The 18-ton stone – more than 4 feet wide and 15 feet tall – was cut from a ridge of stone formed by a river that fed into the sea that became Puget Sound. Chuck Nelson, owner of the quarry, donated the rock.

Keeslar recently put the finishing touches on the two relief panels cut into the stone, which is now ready to be moved to town and set up near Wilkeson City Hall.

The top panel depicts a miner leaning on a coal car coming out of the Skookum Slope mine. The bottom one shows a stonecutter sitting under a tent awning on the face of the Wilkeson quarry.

The $25,000 piece was paid for by local fundraising and two $10,000 grants, one from the Washington Heritage Capital Projects Grant program and one from King County.

Keeslar said his idea for the sculpture was to marry the histories of coal mining and sandstone quarrying in the small foothills town, once the center of the mining boom in northeastern Pierce County.

He took the images from historic Wilkeson photographs.

“The actual Skookum Slope mine is about 1,000 feet away,” he said, pointing into the tangle forest to the west. The entrance still is visible with the name of the mine etched into cement.

Still alive, too, is the miner pictured that day in 1943 and now frozen forever in stone.

Robert Peloli, 86, still lives in Wilkeson. He’s considered the last living coal miner in the gateway town to Mount Rainier National Park.

He’s been up to see Keeslar working and likes what the artist has wrought.

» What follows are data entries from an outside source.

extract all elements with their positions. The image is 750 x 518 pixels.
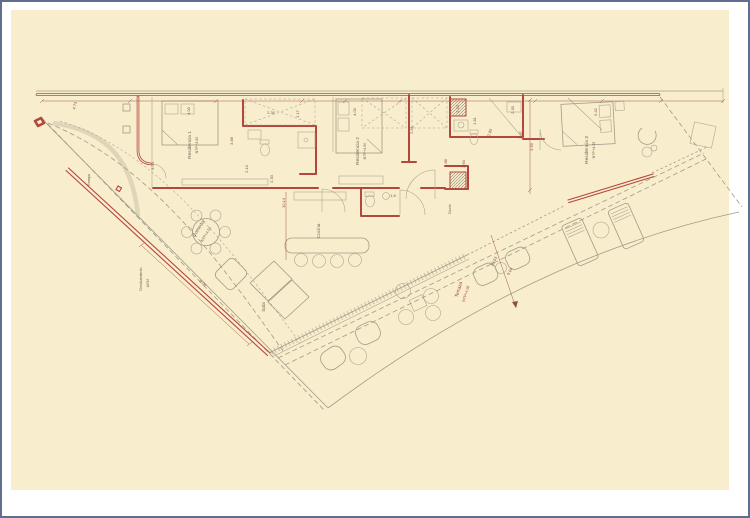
dim-text: 3.34 xyxy=(150,161,155,170)
room-level: NTP+4.35 xyxy=(592,142,596,159)
dim-text: 1.17 xyxy=(295,109,300,118)
room-label: Cocina xyxy=(316,223,322,238)
duct-shaft-icon xyxy=(450,172,466,189)
dim-text: 5.42 xyxy=(593,107,598,116)
dim-text: 1.88 xyxy=(443,158,448,167)
dim-text: 4.00 xyxy=(352,107,357,116)
room-level: A052 xyxy=(146,279,150,288)
dim-text: 2.30 xyxy=(455,104,460,113)
dim-text: 10.14 xyxy=(281,197,286,208)
plan-sheet xyxy=(11,10,729,490)
dim-text: 1.81 xyxy=(472,116,477,125)
dim-text: 2.30 xyxy=(267,110,276,115)
room-level: NTP+4.50 xyxy=(195,137,199,154)
room-level: NTP+4.50 xyxy=(363,143,367,160)
room-label: Sala xyxy=(261,302,267,312)
dim-text: 2.10 xyxy=(244,164,249,173)
dim-text: 2.30 xyxy=(510,105,515,114)
dim-text: 4.00 xyxy=(186,106,191,115)
drawing-page: Residencia 1 NTP+4.50 Residencia 2 NTP+4… xyxy=(0,0,750,518)
room-label: Deslizamiento xyxy=(139,267,143,290)
dim-text: 1.5 xyxy=(390,193,396,198)
dim-text: 2.81 xyxy=(409,125,414,134)
room-label: Residencia 1 xyxy=(187,131,193,159)
dim-text: 3.99 xyxy=(529,142,534,151)
room-label: Residencia 3 xyxy=(584,136,590,164)
dim-text: 2.30 xyxy=(269,174,274,183)
room-label: Residencia 2 xyxy=(355,137,361,165)
room-label: Rampa xyxy=(87,173,91,186)
dim-text: 3.87 xyxy=(518,130,523,139)
room-label: Ducto xyxy=(448,204,452,214)
floor-plan-canvas: Residencia 1 NTP+4.50 Residencia 2 NTP+4… xyxy=(2,2,748,516)
dim-text: 2.60 xyxy=(461,159,466,168)
dim-text: 3.88 xyxy=(229,136,234,145)
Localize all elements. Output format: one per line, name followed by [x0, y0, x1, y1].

“It’s great,” said Peloli, who admitted the image looks only “somewhat” like him.

The other relief shows an unknown stonecutter with a heavy drooping mustache photographed working the Wilkeson Quarry in 1909.

The stone was set upright in the quarry using its large crane. Carving the sculpture took Keeslar about a month.

His tools – a hammer and various hand chisels along with a pneumatic hammer and chisel – filled a dusty work bag. He also used a power grinder to cut larger slaps out of the stone.

“Sandstone is an abrasive material,” he said. “I have to use carbide steel to work it.”

Using a model set up on an easel, Keeslar measured and marked the relief panels. He started with the figures of the men and moved outward.

He wore a hard hat with ear muffs, protective glasses and an air filter mask to keep the silica dust out of his lungs.

“You have to be patient with it,” he said of his work.

Unlike marble or alabaster that can surprise and reveal the beauty inside, sandstone is what it is, Keeslar said. The artist brings everything to the stone, he said.

The relief panels reveal the pure silver gray, almost white, sandstone inside the rock. Thin lines in the panels aren’t cracks but small seams of coal that underscore the dual themes of the piece, he said.

Fortunately they didn’t appear on a figure’s face, Keeslar said.